In July, Midilli and Yavûz Sultân Selîm sortied to support the Ottoman counterattack at Trebizond, which broke the Russian lines and advanced some 20 km. Midilli sank a pair of Russian ships off Sochi on 4 July and destroyed another that had been torpedoed the previous day. She then rejoined Yavûz Sultân Selîm for the return to the Bosporus, during which the two ships evaded strong Russian forces attempting to intercept them. Later that month, on 21 July, Midilli attempted to lay a minefield off Novorossisk, but Russian wireless interception allowed the dreadnought and several destroyers to leave port and attempt to cut Midilli off from the Bosporus. The two ships encountered each other at 13:05, and Midilli quickly turned back south. Her stern 15 cm gun kept Russian destroyers at bay, but the ship only slowly drew out of range of Imperatritsa Mariya's heavy guns. Several near misses rained shell splinters on the deck and wounded several men. Heavy use of smoke screens and a rain squall allowed Midilli to break contact with her Russian pursuers, and she reached the Bosporus early the following morning. By the end of 1916, a severe coal shortage prevented Midilli and Yavûz Sultân Selîm from conducting offensive operations.

=====1917–1918=====

In May 1917, Midilli laid a minefield off the mouth of the Danube; while there, she destroyed the wireless station on Fidonisi Island and captured 11 prisoners. The minefield she laid later sank the destroyer on 30 June. While Midilli was at sea, a Russian force including Imperatritsa Ekaterina Velikaya, which had by then been renamed Svobodnaya Rossiya, raided the Bosporus. Returning to port, Midilli was spotted by the Russian fleet, which attempted to cut her off from the safety of the Bosporus. Midilli raced toward port, while salvos from Svobodnaya Rossiya fell around her. The destroyer Gnevny closed to attack, but Midilli's 15 cm guns drove her off. The cruiser managed to reach port without damage; this was the last engagement of the war between the former German warships and the Russian fleet. (Note: Langensiepen & Güleryüz date the minelaying to 23 June and the encounter with Svobodnaya Rossiya to 25 June.) On 1 November, Midilli left the Bosporus to conduct a sweep for Russian warships. The Russians observed the departure and attempted to attack the cruiser with Svobodnaya Rossiya and the new battleship , but mutiny aboard Svobodnaya Rossiya prevented the force from intercepting Midilli before she slipped back into port that night. (Note: Langensiepen & Güleryüz only describe an unsuccessful search for a pair of Russian destroyers that had destroyed an Ottoman convoy on 31 October and make no mention of an attempted Russian interception.)
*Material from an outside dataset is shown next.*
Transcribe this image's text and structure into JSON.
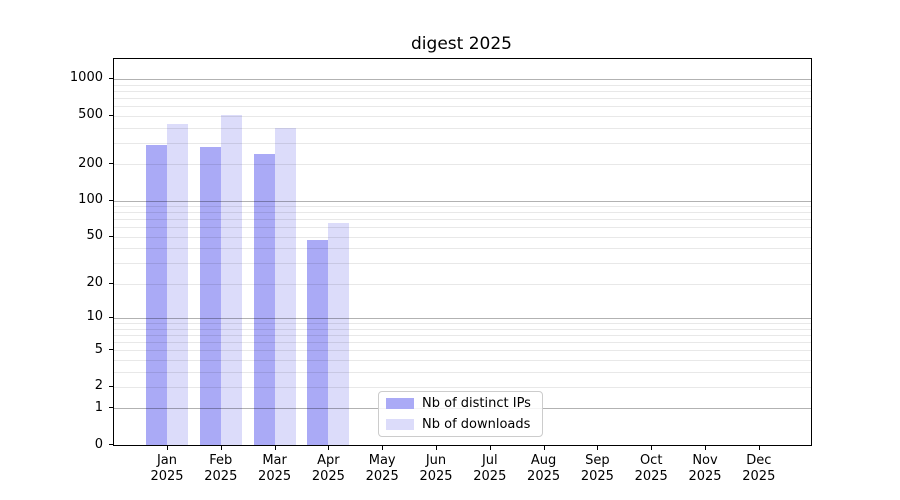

On 20 January 1918, Midilli and Yavûz Sultân Selîm left the Dardanelles under the command of Vice Admiral Hubert von Rebeur-Paschwitz, who had replaced Souchon the previous September. Rebeur-Paschwitz's intention was to draw Allied naval forces away from Palestine in support of Ottoman forces there. Outside the straits, in the course of what became known as the Battle of Imbros, the two Ottoman ships surprised and sank the monitors and which were at anchor and unsupported by the pre-dreadnoughts that should have been guarding them. Rebeur-Paschwitz then decided to proceed to the port of Mudros; there the British pre-dreadnought battleship was raising steam to attack the Ottoman ships. While en route to Mudros Midilli struck a total of five mines and sank; Yavûz hit three mines as well and was forced to beach to avoid sinking. Three hundred and thirty of Midilli's crew were killed in her sinking, though the number of survivors differs. According to Langensiepen & Güleryüz, 162 survivors were rescued by British destroyers, but Hildebrand, Röhr, and Steinmetz state that only 133 men were rescued from the ship.